The instructor said it would expose claustrophobia and prepare us for diving calmly in low-vis.
Claustrophobia is interesting. In the Navy Scuba class just before mine a submarine qualified candidate, from diesel boats no less, washed out because he got claustrophobic when they bolted him into a deep sea/heavy gear hat with painted/blacked out windows a standard pre-acceptance test. I was fixing a radio nearby (they called the divers intercom a radio because it looked like something the family gathered around in the 1920s). He didnt even get in the water. I couldnt hear what he said, but they sat him down and unscrewed the hat. He was breathing really hard and sweating, but far from out of control.
I am not sure if a sub-qualified candidate getting claustic was a first-time event in Navy Diving history, but damn unusual at the very least. I always wondered if they let him back on the boats after that or if maybe it was a subconscious reason he left.

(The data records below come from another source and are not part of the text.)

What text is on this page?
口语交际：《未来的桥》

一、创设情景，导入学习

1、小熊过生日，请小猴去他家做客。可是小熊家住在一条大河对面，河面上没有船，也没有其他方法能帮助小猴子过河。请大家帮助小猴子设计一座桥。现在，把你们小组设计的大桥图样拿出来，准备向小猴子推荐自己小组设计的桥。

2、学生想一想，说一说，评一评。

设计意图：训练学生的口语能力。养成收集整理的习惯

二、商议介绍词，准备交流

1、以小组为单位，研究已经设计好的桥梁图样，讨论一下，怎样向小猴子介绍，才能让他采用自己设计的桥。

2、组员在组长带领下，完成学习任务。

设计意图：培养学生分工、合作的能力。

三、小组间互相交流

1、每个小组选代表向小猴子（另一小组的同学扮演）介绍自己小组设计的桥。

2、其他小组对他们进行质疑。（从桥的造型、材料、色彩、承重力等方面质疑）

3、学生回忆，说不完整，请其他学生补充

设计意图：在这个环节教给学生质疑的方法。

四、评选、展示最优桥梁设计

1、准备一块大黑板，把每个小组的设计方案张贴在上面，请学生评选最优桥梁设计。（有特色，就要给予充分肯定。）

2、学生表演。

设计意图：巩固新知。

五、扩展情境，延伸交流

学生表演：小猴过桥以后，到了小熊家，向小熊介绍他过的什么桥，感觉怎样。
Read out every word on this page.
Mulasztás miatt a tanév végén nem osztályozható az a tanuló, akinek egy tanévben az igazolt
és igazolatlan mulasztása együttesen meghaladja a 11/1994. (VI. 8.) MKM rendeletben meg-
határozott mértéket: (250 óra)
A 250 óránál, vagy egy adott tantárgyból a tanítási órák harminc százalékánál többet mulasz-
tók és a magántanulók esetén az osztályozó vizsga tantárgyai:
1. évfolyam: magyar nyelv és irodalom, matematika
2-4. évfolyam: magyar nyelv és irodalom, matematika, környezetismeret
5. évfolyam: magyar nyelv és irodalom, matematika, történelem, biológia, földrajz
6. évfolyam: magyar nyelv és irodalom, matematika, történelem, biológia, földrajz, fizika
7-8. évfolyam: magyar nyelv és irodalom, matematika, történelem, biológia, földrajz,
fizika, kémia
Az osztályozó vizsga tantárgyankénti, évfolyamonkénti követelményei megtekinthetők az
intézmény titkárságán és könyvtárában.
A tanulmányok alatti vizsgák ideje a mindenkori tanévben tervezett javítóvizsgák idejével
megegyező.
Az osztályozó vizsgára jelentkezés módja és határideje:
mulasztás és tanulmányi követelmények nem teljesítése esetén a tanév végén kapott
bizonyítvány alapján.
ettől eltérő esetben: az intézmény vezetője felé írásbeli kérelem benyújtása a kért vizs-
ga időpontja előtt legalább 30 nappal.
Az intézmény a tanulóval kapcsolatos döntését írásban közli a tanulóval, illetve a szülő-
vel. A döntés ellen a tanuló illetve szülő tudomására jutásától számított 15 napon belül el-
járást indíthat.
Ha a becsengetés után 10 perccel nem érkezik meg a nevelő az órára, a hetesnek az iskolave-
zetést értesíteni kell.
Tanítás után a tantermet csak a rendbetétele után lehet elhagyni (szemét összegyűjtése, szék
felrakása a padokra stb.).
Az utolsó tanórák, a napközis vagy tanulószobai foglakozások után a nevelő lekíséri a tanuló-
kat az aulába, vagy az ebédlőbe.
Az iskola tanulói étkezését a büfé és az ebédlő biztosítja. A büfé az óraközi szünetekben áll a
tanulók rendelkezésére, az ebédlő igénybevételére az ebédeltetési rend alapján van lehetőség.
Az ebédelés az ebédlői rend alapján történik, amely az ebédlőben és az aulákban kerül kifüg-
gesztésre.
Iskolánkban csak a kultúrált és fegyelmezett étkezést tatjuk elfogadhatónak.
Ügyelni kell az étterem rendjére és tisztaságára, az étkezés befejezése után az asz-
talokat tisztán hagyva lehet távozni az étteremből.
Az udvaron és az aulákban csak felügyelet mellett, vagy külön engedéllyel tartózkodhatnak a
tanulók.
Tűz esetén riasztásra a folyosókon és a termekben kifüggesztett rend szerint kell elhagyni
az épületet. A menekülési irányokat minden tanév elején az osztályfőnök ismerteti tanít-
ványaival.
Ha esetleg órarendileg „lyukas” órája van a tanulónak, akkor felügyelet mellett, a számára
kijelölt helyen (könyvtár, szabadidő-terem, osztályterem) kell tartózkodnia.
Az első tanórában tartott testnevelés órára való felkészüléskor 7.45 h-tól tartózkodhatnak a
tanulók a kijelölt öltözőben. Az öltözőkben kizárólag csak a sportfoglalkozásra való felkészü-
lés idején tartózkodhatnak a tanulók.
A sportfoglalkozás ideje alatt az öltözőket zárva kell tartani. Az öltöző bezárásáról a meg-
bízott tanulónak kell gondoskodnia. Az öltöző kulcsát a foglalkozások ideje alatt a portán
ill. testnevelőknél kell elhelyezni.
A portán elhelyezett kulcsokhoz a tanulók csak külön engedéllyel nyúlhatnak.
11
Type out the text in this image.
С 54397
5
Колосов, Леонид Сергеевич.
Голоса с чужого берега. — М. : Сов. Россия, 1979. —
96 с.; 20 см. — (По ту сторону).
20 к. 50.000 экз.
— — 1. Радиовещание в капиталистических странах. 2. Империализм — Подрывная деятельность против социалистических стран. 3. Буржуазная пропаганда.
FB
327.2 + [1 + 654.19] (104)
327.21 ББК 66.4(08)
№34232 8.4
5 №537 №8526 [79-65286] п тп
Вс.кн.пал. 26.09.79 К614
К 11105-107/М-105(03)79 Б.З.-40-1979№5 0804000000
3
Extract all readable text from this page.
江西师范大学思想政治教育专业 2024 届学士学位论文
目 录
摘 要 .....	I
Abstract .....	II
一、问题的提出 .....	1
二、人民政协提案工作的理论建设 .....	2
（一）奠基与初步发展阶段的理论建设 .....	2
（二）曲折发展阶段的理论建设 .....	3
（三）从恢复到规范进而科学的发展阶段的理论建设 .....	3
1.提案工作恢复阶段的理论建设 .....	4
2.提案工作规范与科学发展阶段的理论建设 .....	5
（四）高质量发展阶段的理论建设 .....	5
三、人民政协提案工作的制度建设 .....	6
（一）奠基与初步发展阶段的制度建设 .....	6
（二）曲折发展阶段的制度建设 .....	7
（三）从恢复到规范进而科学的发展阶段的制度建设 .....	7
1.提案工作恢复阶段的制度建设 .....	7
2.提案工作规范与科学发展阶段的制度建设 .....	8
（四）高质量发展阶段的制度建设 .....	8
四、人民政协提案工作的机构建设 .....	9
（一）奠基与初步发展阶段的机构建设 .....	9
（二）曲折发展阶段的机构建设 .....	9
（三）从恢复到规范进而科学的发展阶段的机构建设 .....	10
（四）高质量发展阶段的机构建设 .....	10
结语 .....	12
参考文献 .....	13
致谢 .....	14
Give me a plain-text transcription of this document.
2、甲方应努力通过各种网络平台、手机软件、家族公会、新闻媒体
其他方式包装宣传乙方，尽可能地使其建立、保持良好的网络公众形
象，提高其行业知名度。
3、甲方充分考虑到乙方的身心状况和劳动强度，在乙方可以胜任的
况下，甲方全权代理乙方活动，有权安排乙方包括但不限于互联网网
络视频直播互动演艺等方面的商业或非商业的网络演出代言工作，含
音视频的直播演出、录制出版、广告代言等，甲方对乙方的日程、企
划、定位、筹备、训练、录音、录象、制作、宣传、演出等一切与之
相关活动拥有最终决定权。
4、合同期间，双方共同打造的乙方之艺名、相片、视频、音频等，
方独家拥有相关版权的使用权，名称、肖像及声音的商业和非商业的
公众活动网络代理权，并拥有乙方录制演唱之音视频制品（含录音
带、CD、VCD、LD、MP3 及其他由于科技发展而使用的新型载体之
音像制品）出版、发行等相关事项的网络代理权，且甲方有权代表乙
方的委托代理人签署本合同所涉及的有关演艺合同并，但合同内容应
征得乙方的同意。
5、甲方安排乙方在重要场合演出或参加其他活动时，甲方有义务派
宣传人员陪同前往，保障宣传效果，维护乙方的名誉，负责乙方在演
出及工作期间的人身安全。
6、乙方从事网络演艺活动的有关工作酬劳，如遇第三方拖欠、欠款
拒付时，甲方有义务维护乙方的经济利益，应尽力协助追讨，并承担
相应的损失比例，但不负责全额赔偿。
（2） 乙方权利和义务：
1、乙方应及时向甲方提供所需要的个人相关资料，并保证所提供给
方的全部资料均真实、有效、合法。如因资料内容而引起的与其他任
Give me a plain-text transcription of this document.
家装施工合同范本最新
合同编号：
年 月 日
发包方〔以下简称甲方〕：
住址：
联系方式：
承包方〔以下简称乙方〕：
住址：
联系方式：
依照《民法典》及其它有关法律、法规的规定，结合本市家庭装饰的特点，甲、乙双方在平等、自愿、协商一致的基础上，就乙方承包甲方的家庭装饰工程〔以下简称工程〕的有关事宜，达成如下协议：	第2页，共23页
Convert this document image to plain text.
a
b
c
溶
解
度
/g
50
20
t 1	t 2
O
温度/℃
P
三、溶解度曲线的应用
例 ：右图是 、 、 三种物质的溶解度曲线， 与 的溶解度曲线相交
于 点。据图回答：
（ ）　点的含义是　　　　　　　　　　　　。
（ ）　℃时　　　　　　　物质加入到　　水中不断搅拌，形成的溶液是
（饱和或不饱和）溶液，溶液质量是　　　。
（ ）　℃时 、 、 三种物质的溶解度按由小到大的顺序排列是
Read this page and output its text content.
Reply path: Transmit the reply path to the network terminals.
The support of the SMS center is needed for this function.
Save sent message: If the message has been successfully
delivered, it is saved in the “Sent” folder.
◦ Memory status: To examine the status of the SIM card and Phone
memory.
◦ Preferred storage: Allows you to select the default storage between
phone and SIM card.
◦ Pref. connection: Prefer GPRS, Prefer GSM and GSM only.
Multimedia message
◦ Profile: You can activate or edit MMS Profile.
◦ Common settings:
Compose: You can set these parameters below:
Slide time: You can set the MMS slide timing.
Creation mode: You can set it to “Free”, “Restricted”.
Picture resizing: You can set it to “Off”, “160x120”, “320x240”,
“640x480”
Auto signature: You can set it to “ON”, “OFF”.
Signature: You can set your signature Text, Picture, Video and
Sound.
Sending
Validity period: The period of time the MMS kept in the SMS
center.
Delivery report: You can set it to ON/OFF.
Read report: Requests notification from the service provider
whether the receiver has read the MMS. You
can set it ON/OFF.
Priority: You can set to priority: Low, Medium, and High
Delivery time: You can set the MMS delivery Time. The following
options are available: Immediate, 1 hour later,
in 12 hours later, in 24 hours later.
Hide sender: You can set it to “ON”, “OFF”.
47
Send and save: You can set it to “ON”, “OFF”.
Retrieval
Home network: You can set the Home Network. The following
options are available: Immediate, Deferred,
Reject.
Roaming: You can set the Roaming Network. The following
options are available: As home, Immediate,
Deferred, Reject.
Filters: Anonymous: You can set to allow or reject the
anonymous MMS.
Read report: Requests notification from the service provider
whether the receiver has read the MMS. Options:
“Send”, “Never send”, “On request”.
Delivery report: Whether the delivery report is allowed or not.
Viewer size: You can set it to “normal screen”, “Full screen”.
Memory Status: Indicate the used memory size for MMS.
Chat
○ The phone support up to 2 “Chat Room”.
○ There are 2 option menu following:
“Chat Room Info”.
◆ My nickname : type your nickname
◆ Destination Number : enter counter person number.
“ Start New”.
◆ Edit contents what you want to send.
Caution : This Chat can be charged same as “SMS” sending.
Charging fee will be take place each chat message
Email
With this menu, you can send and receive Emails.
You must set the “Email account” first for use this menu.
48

I remember my first, and thus far only, experience with claustrophobia. I was maybe 6 years old and my brothers rolled me up in an old rug. I started to freak when I heard them laughing. Possibly out of little brother stubbornness, I figured out that I wasnt going to die or give them the satisfaction. The dread immediately melted away, I quit yelling, and waited for them to unroll me hoping all the time they were horribly disappointed. I guess it cured me.